C'est la question que l'on ne peut s'empêcher de poser. Les jeunes issus de l'immigration ne se font certes plus tuer comme le rappelle Jamel Debbouze, mais le contexte ne leur est guère favorable et c'est même un euphémisme. "Le cœur des gens s’est fermé. On leur répète à longueur de temps que c’est la crise. On leur parle de rigueur, de délinquance. J’ai peur". Ces propos auraient pu être tenus ces derniers jours par n'importe quel sociologue, mais ils sont prononcés par l’acteur Olivier Gourmet dans "La Marche".

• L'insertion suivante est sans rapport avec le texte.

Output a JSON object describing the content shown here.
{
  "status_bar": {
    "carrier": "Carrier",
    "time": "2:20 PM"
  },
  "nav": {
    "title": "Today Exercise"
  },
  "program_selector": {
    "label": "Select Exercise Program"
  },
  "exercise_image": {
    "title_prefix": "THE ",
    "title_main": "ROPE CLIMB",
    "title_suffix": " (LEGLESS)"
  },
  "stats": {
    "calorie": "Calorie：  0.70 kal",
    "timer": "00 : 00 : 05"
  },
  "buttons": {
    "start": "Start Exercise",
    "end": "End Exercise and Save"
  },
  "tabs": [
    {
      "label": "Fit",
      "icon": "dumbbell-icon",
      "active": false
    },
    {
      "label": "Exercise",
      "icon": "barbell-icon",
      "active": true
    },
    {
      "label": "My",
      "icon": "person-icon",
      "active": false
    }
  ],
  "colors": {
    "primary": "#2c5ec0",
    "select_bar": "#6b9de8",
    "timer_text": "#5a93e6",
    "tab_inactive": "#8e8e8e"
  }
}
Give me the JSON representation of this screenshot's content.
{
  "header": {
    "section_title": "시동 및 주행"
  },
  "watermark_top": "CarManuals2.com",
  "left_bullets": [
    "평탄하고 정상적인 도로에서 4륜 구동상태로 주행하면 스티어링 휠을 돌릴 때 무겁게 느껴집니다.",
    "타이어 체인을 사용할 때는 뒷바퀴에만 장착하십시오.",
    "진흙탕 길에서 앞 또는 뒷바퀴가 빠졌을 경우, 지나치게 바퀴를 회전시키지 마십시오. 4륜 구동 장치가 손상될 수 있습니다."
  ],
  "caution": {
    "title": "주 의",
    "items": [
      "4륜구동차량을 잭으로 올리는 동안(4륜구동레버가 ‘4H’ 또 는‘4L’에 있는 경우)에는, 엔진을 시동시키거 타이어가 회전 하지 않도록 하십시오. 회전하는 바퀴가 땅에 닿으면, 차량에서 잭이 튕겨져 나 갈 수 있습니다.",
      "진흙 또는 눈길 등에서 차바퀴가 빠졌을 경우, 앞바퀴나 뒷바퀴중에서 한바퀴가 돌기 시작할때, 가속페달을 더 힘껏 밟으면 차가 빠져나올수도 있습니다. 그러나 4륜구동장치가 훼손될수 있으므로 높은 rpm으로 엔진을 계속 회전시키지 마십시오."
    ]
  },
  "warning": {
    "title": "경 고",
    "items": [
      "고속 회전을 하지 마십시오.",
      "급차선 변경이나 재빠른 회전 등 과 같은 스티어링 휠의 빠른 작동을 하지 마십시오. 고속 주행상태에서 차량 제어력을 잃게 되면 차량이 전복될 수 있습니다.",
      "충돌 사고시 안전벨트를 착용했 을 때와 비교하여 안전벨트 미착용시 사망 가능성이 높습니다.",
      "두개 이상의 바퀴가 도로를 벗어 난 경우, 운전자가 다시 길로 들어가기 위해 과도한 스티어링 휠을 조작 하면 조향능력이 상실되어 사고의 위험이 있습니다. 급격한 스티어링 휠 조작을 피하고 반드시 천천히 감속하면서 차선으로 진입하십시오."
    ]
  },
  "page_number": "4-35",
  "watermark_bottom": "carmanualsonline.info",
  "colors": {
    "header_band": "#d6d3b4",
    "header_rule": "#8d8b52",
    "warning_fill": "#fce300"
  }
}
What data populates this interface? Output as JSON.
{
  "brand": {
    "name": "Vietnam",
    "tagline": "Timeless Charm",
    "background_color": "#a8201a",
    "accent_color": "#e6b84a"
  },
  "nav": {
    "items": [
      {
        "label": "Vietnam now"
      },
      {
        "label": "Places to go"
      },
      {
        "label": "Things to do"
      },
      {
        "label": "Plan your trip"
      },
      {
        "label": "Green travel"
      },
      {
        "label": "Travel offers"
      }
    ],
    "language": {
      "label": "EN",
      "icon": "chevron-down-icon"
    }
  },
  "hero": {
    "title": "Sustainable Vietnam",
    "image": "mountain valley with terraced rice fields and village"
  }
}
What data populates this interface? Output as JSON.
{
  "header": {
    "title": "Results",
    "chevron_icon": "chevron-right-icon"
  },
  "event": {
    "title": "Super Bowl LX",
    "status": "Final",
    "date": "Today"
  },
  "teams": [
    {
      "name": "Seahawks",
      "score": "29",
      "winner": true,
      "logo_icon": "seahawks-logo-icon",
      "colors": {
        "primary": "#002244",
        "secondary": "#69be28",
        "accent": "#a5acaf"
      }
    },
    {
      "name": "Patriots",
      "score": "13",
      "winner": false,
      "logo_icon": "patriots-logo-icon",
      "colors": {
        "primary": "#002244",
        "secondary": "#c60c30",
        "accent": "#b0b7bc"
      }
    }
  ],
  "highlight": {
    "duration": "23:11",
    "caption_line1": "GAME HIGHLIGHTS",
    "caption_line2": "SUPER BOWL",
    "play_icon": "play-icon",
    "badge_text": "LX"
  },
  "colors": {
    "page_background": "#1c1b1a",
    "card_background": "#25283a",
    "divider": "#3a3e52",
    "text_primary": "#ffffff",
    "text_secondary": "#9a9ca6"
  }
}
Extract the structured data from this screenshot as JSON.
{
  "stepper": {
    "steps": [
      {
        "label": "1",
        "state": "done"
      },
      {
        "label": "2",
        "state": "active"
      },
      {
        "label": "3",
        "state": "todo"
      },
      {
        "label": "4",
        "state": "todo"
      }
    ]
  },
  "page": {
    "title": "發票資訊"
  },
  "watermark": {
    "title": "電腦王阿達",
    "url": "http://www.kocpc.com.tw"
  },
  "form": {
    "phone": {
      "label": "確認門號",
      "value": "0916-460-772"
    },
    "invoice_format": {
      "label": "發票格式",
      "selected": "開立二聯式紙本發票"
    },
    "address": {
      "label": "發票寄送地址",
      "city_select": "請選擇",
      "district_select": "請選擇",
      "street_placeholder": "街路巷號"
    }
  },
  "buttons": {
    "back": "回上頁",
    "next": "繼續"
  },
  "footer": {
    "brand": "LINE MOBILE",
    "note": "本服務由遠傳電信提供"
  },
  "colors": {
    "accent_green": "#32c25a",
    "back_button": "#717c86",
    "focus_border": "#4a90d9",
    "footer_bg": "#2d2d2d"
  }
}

Un contexte économique et politique proche de celui des années 80
Nabil Ben Yadir le déclarait lui-même sur le tournage de son film, en avril dernier : "c’est un constat d’échec, finalement : rien n’a changé. C’était la deuxième génération qui marchait en 1983. Si on se reporte à ces années-là, c’est le moment où à Dreux, le RPR passe aux élections grâce aux voix du Front National. Ça fait méchamment penser aux tentations actuelles d’une frange de la droite. Et trente ans plus tard, on est au même point." Au même point, si ce n'est pire. L'arabe, est toujours suspecté de ne pouvoir s'intégrer du fait, cette fois, de sa religion. Le racisme à l'égard des musulmans est venu remplacer celui à l'encontre des arabes comme l'explique l'éditeur et journaliste Thomas Deltombe dans le Monde du 01 novembre dans une tribune intitulée "une idéologie rance et raciste abritée derrière un masque humaniste".
Une bascule qui a également commencé en 1983. Mais c'est le même racisme. Celui qui raconte une histoire coloniale mal cicatrisée. Résultat, on assiste à l’impensable, une ministre de la République noire, victime de propos racistes sans que cela ne déclenche de grandes réactions de la classe politique ou de la population comme le dit Christaine Taubira elle-même ce 6 novembre dans un article du Monde : "Ce qui m'étonne le plus, c'est qu'il n'y a pas eu de belle et haute voix qui se soit levée pour alerter sur la dérive de la société française, dit-elle. [Il] s'agit très clairement d'inhibitions qui disparaissent, de digues qui tombent."
Force est de constater que ces derniers mois, voire ces dernières années, on a assisté à un retour du racisme qui s'est longtemps caché derrière la fin du politiquement correct. Un phénomène que le journaliste Harry Roselmack dénonce à son tour dans une tribune du Monde du 4 novembre 2013 intitulé La France raciste est de retour.